Don Hancock returns to remind everyone that tonight’s Shadow story is based on a story copyrighted by Street and Smith Publications. Exactly what story was that, you might ask? Why, the story told in tonight’s script, of course. Yes, it’s a somewhat circular logic, but was necessitated by the fact that radio shows couldn’t be copyrighted, and Street and Smith wanted some protection for their character. Don’t worry about it… it’s a legal thing.

Bret Morrison knew what evil lurked...
Bret Morrison knew what evil lurked…

And here comes The Shadow one last time. The weed of crime bears bitter fruit… Crime does not pay… The Shadow knows!

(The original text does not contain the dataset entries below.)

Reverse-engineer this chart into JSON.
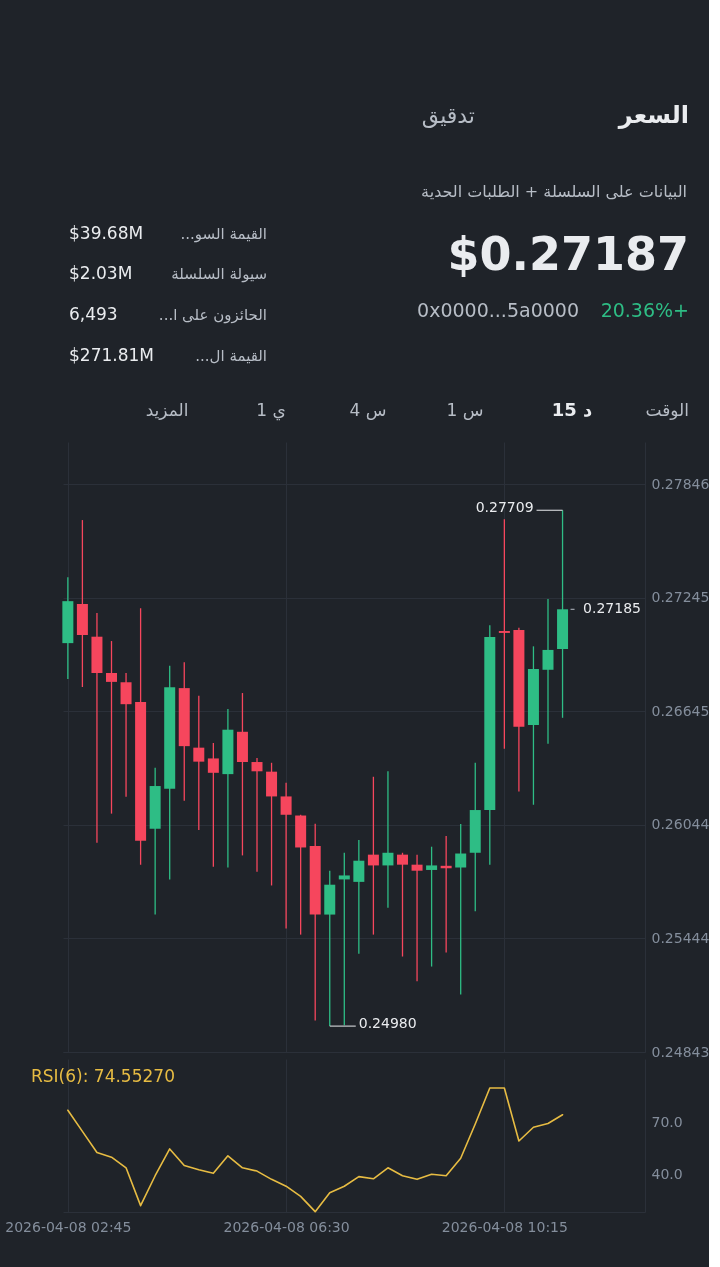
{
  "chart_data": [
    {
      "type": "candlestick",
      "x": [
        "2026-04-08T02:45",
        "2026-04-08T03:00",
        "2026-04-08T03:15",
        "2026-04-08T03:30",
        "2026-04-08T03:45",
        "2026-04-08T04:00",
        "2026-04-08T04:15",
        "2026-04-08T04:30",
        "2026-04-08T04:45",
        "2026-04-08T05:00",
        "2026-04-08T05:15",
        "2026-04-08T05:30",
        "2026-04-08T05:45",
        "2026-04-08T06:00",
        "2026-04-08T06:15",
        "2026-04-08T06:30",
        "2026-04-08T06:45",
        "2026-04-08T07:00",
        "2026-04-08T07:15",
        "2026-04-08T07:30",
        "2026-04-08T07:45",
        "2026-04-08T08:00",
        "2026-04-08T08:15",
        "2026-04-08T08:30",
        "2026-04-08T08:45",
        "2026-04-08T09:00",
        "2026-04-08T09:15",
        "2026-04-08T09:30",
        "2026-04-08T09:45",
        "2026-04-08T10:00",
        "2026-04-08T10:15",
        "2026-04-08T10:30",
        "2026-04-08T10:45",
        "2026-04-08T11:00",
        "2026-04-08T11:15"
      ],
      "ohlc": [
        [
          0.27006,
          0.27355,
          0.26816,
          0.27228
        ],
        [
          0.27213,
          0.27657,
          0.26774,
          0.27049
        ],
        [
          0.2704,
          0.27165,
          0.2595,
          0.26848
        ],
        [
          0.26848,
          0.27017,
          0.26104,
          0.26801
        ],
        [
          0.26799,
          0.26848,
          0.26193,
          0.26683
        ],
        [
          0.26694,
          0.2719,
          0.25834,
          0.25961
        ],
        [
          0.26024,
          0.26347,
          0.2557,
          0.2625
        ],
        [
          0.26235,
          0.26886,
          0.25756,
          0.26772
        ],
        [
          0.26768,
          0.26905,
          0.26172,
          0.26461
        ],
        [
          0.26453,
          0.26727,
          0.26018,
          0.26379
        ],
        [
          0.26396,
          0.26478,
          0.25823,
          0.2632
        ],
        [
          0.26313,
          0.26658,
          0.25819,
          0.26548
        ],
        [
          0.26537,
          0.26742,
          0.25883,
          0.26377
        ],
        [
          0.26377,
          0.26398,
          0.25796,
          0.26328
        ],
        [
          0.26326,
          0.26373,
          0.25724,
          0.26195
        ],
        [
          0.26195,
          0.26267,
          0.25496,
          0.26098
        ],
        [
          0.26094,
          0.26098,
          0.25464,
          0.25925
        ],
        [
          0.25933,
          0.26051,
          0.2501,
          0.2557
        ],
        [
          0.2557,
          0.25802,
          0.2498,
          0.25728
        ],
        [
          0.25756,
          0.25897,
          0.24985,
          0.25777
        ],
        [
          0.25743,
          0.25965,
          0.25363,
          0.25855
        ],
        [
          0.25887,
          0.26299,
          0.25464,
          0.2583
        ],
        [
          0.2583,
          0.26328,
          0.25606,
          0.25897
        ],
        [
          0.25887,
          0.25897,
          0.25348,
          0.25834
        ],
        [
          0.25834,
          0.25887,
          0.25217,
          0.25802
        ],
        [
          0.25806,
          0.25929,
          0.25295,
          0.2583
        ],
        [
          0.25828,
          0.25986,
          0.25369,
          0.25815
        ],
        [
          0.25819,
          0.26049,
          0.25147,
          0.25893
        ],
        [
          0.25897,
          0.26373,
          0.25587,
          0.26123
        ],
        [
          0.26123,
          0.27101,
          0.25834,
          0.27038
        ],
        [
          0.2707,
          0.27661,
          0.26447,
          0.2706
        ],
        [
          0.27076,
          0.27087,
          0.26221,
          0.26563
        ],
        [
          0.26573,
          0.26989,
          0.26151,
          0.26869
        ],
        [
          0.26865,
          0.27239,
          0.26474,
          0.2697
        ],
        [
          0.26975,
          0.27709,
          0.26611,
          0.27185
        ]
      ],
      "colors": [
        "#2ebd85",
        "#f6465d",
        "#f6465d",
        "#f6465d",
        "#f6465d",
        "#f6465d",
        "#2ebd85",
        "#2ebd85",
        "#f6465d",
        "#f6465d",
        "#f6465d",
        "#2ebd85",
        "#f6465d",
        "#f6465d",
        "#f6465d",
        "#f6465d",
        "#f6465d",
        "#f6465d",
        "#2ebd85",
        "#2ebd85",
        "#2ebd85",
        "#f6465d",
        "#2ebd85",
        "#f6465d",
        "#f6465d",
        "#2ebd85",
        "#f6465d",
        "#2ebd85",
        "#2ebd85",
        "#2ebd85",
        "#f6465d",
        "#f6465d",
        "#2ebd85",
        "#2ebd85",
        "#2ebd85"
      ],
      "xlim": [
        "2026-04-08T02:40",
        "2026-04-08T12:40"
      ],
      "xticks": [
        {
          "value": "2026-04-08T02:45",
          "label": null
        },
        {
          "value": "2026-04-08T06:30",
          "label": null
        },
        {
          "value": "2026-04-08T10:15",
          "label": null
        }
      ],
      "ylim": [
        0.24843,
        0.2807
      ],
      "yticks": [
        0.27846,
        0.27245,
        0.26645,
        0.26044,
        0.25444,
        0.24843
      ],
      "grid": true,
      "tick_labels": "y",
      "annotations": [
        "السعر",
        "تدقيق",
        "البيانات على السلسلة + الطلبات الحدية",
        "$0.27187",
        "0x0000...5a0000",
        "20.36%+",
        "...القيمة السو",
        "$39.68M",
        "سيولة السلسلة",
        "$2.03M",
        "...الحائزون على ا",
        "6,493",
        "...القيمة ال",
        "$271.81M",
        "الوقت",
        "15 د",
        "1 س",
        "4 س",
        "1 ي",
        "المزيد",
        {
          "text": "0.27709",
          "x": "2026-04-08T11:15",
          "y": 0.27709
        },
        {
          "text": "0.24980",
          "x": "2026-04-08T07:15",
          "y": 0.2498
        }
      ],
      "ref_lines": [
        {
          "axis": "y",
          "value": 0.27185,
          "label": "0.27185",
          "line_style": "dashed",
          "color": "#b7bdc6"
        }
      ]
    },
    {
      "type": "line",
      "title": "RSI(6): 74.55270",
      "x": [
        "2026-04-08T02:45",
        "2026-04-08T03:00",
        "2026-04-08T03:15",
        "2026-04-08T03:30",
        "2026-04-08T03:45",
        "2026-04-08T04:00",
        "2026-04-08T04:15",
        "2026-04-08T04:30",
        "2026-04-08T04:45",
        "2026-04-08T05:00",
        "2026-04-08T05:15",
        "2026-04-08T05:30",
        "2026-04-08T05:45",
        "2026-04-08T06:00",
        "2026-04-08T06:15",
        "2026-04-08T06:30",
        "2026-04-08T06:45",
        "2026-04-08T07:00",
        "2026-04-08T07:15",
        "2026-04-08T07:30",
        "2026-04-08T07:45",
        "2026-04-08T08:00",
        "2026-04-08T08:15",
        "2026-04-08T08:30",
        "2026-04-08T08:45",
        "2026-04-08T09:00",
        "2026-04-08T09:15",
        "2026-04-08T09:30",
        "2026-04-08T09:45",
        "2026-04-08T10:00",
        "2026-04-08T10:15",
        "2026-04-08T10:30",
        "2026-04-08T10:45",
        "2026-04-08T11:00",
        "2026-04-08T11:15"
      ],
      "series": [
        {
          "color": "#e7bc43",
          "values": [
            77.2,
            64.9,
            52.6,
            49.9,
            43.7,
            21.7,
            39.1,
            54.7,
            45.0,
            42.6,
            40.5,
            50.7,
            43.7,
            41.8,
            37.0,
            33.0,
            27.1,
            18.2,
            29.2,
            33.0,
            38.6,
            37.3,
            43.7,
            39.1,
            37.0,
            40.0,
            39.1,
            49.3,
            69.2,
            90.1,
            90.1,
            59.3,
            67.3,
            69.5,
            74.5527
          ]
        }
      ],
      "xlim": [
        "2026-04-08T02:40",
        "2026-04-08T12:40"
      ],
      "xticks": [
        {
          "value": "2026-04-08T02:45",
          "label": "2026-04-08 02:45"
        },
        {
          "value": "2026-04-08T06:30",
          "label": "2026-04-08 06:30"
        },
        {
          "value": "2026-04-08T10:15",
          "label": "2026-04-08 10:15"
        }
      ],
      "ylim": [
        18,
        107
      ],
      "yticks": [
        {
          "value": 70,
          "label": "70.0"
        },
        {
          "value": 40,
          "label": "40.0"
        }
      ],
      "grid": "x"
    }
  ]
}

Okay, you can flip off the radio now. The shows over. And a darned good one it was, too. They always put the “best” of the scripts at the beginning of the new radio season, so as to attract new listeners for the year. They wanted to start off the season with a bang. And that may explain why this terrific Shadow story was aired as the second episode of the 1945-46 season.

One of the things that made this episode of The Shadow special was that nothing in the story was faked, and then later explained away. That wasn’t always the case. In The Shadow’s radio adventures, he might encounter a ghost, which at story’s end was explained as a guy wearing a sheet. Mountain trolls would turn out to be circus dwarfs. An alleged vampire would actually be a guy with a syringe. Most of the time, those things that went bump in the night turned out to have perfectly normal explanations. Not so with this story, though. There actually was telepathic communication between Lamont Cranston, and a man’s brain was trapped in a gorilla’s skull. Yes, sometimes the boogey man was real!

Lamont Cranston, and his alter ego The Shadow, had the ability to communicate telepathically in various episodes of the radio show. It wasn’t mentioned often, but it was an established power of The Shadow as early as the 1938-39 Orson Welles season. He demonstrated the ability in “Message from the Hills,” “Terror Island,” and “Power of the Mind.”

The man behind the story

The scriptwriter for this episode was Stedman Coles. Coles was a regular writer for The Shadow; he wrote 17 Shadow radio scripts between 1944 and 1952. Only two audio recordings of Coles’ work on The Shadow have survived: his April 28, 1946, story, “Dreams of Death”; and the May 19, 1946, episode, “The Touch of Death.” One of his 1945 Shadow scripts, “The Shadow in Danger,” was adapted for Shadow Comics in 1948.

Stedman Coles also wrote scripts for The Crime Club, Roger Kilgore, Public Defender and Mr. Keen, Tracer of Lost Persons. He worked on radio into the mid-1950s, and did some television work as well.

So, there you have it. Another great exploit of The Shadow on the radio. It’s a “lost” adventure of The Shadow. No recordings seem to have survived. Sad. Because this was a classic, pulpy episode of The Shadow, in its truest sense. That’s pulp!

pulp (puhlp), [adj.] Entertainment typified by a more lurid style, brief characterization and often low budget... and fun!